Seattle-based software engineer Peter Whidden has been dedicating the past few years to training a reinforcement learning algorithm to master the original Pokémon game. During this time, his AI has logged more than 50,000 hours of gameplay. Whidden recently shared a captivating 33-minute YouTube video chronicling the AI's journey, which quickly garnered 2.2 million views within just nine days.
“What’s been incredibly exciting is the level of engagement it has sparked,” Whidden shared. He has made the code public on GitHub, complete with detailed instructions for others to replicate and train their AI. “Many people seem genuinely interested in the process of creating and designing their own AI.” One enthusiastic developer successfully adapted his code to work with Pokémon Crystal, another classic Game Boy title.
The AI employs a Pavlovian reinforcement model, receiving point-based rewards for leveling up Pokémon, exploring new territories, winning battles, and defeating gym leaders. Interestingly, its goals don't always align perfectly with game progression. These quirky failures have added a charming aspect to the project, likely contributing to the video's viral success.
In one comical display, the AI becomes transfixed by the water in Pallet Town—the game's initial area—and fails to progress. Stuck amidst vibrant animated water, grass, and wandering NPCs, the AI experiences each frame as if it were a new discovery, even while remaining motionless without a single captured Pokémon. This AI isn't in a hurry to "catch 'em all"; perhaps it’s simply savoring the ecological beauty of the Kanto region—or maybe it's pondering the moral implications of battling charming creatures.
“As it turns out, for our AI, just admiring the scenery is more rewarding than exploring the rest of the world,” Whidden articulates in his video. “This reflects a paradox we often face in real life: while curiosity drives significant discoveries, it also exposes us to distractions and challenges.”
The AI continues to resonate with viewers on an emotional level; later in its journey, it encounters a traumatic experience at the Pokémon Center. The AI's success rate partially hinges on the cumulative levels of its Pokémon party. However, during a mishap involving excessive button pressing, it unwittingly deposits a Pokémon into storage, resulting in a drastic drop in total levels. Initially composed of a Pidgey and a mysterious creature dubbed “AAAAAAAAAA,” the team totaled 25 levels, but after placing Pidgey in the PC, it plummeted to just 12.
“Although the AI lacks human emotions, a single event with significant rewards can profoundly influence its behavior,” Whidden explains. “In this instance, losing a Pokémon just once creates a lasting negative connection with the Pokémon Center, leading the AI to avoid it in future sessions.”
Despite the AI’s capacity for experiencing setbacks and finding beauty in Pallet Town, it remains fundamentally a computer. Initially, it struggled to interpret in-game text, getting stuck at critical junctures. For example, after receiving an item in the second town of Pokémon Red to return to Professor Oak in Pallet Town, the AI had difficulty making the backtrack.
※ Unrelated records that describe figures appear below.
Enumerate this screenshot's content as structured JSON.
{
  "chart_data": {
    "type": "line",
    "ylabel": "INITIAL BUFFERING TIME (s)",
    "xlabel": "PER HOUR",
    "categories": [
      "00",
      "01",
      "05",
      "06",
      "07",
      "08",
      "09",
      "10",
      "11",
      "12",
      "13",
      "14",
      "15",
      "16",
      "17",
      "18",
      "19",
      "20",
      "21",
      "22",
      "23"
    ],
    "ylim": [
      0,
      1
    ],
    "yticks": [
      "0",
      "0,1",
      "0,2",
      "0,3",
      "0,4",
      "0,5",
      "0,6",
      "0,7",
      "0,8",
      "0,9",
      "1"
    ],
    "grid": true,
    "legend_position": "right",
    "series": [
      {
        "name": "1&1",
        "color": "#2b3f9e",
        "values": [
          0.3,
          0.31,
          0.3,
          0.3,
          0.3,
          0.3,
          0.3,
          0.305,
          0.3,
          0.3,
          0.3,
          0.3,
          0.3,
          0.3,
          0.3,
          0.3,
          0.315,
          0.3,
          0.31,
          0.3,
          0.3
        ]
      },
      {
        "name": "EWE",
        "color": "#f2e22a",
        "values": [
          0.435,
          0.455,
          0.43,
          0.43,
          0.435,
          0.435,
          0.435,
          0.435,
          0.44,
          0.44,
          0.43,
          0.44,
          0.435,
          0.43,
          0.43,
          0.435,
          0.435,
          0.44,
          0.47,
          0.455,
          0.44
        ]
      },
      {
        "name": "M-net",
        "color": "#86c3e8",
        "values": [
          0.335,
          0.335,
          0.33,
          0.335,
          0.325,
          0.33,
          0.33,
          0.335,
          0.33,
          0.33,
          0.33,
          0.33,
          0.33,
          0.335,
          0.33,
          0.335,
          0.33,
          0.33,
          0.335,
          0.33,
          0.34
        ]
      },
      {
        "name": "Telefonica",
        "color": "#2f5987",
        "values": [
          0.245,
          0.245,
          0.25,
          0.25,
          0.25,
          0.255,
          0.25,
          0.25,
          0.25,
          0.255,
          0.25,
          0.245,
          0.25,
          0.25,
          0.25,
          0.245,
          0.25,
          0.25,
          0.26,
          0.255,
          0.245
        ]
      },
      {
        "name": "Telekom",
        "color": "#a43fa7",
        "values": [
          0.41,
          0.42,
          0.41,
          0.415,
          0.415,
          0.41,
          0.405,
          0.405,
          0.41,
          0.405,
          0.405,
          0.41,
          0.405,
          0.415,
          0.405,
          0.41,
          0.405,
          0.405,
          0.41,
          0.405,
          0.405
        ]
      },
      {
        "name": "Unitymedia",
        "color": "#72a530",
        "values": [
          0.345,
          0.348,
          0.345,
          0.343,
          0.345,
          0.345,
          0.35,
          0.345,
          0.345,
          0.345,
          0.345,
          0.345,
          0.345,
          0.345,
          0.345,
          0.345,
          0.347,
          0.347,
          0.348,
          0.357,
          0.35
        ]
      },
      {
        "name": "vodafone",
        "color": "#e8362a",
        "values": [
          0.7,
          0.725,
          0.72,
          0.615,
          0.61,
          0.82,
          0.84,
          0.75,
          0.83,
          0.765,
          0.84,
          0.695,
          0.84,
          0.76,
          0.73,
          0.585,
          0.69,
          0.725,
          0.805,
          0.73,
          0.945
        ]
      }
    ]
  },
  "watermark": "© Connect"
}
To address this, Whidden modified the program so each game starts after the delivery, assigning Squirtle as the starter Pokémon for an easier early-game experience.
“In the video, the farthest [the AI] reaches is Mt. Moon, nestled between the first and second gyms,” Whidden remarked. Caves are notoriously challenging to navigate, even for human players. Recently, Whidden adjusted the reward system and experimented with a new learning algorithm, enabling the AI to escape the cave and successfully reach Cerulean City.
Other researchers have leveraged reinforcement learning to explore AI in gaming, such as with DeepMind’s AlphaGo, which famously defeated a professional Go player. However, Whidden's tutorial has captured widespread interest due to his unique ability to demystify complex concepts through the beloved lens of Pokémon.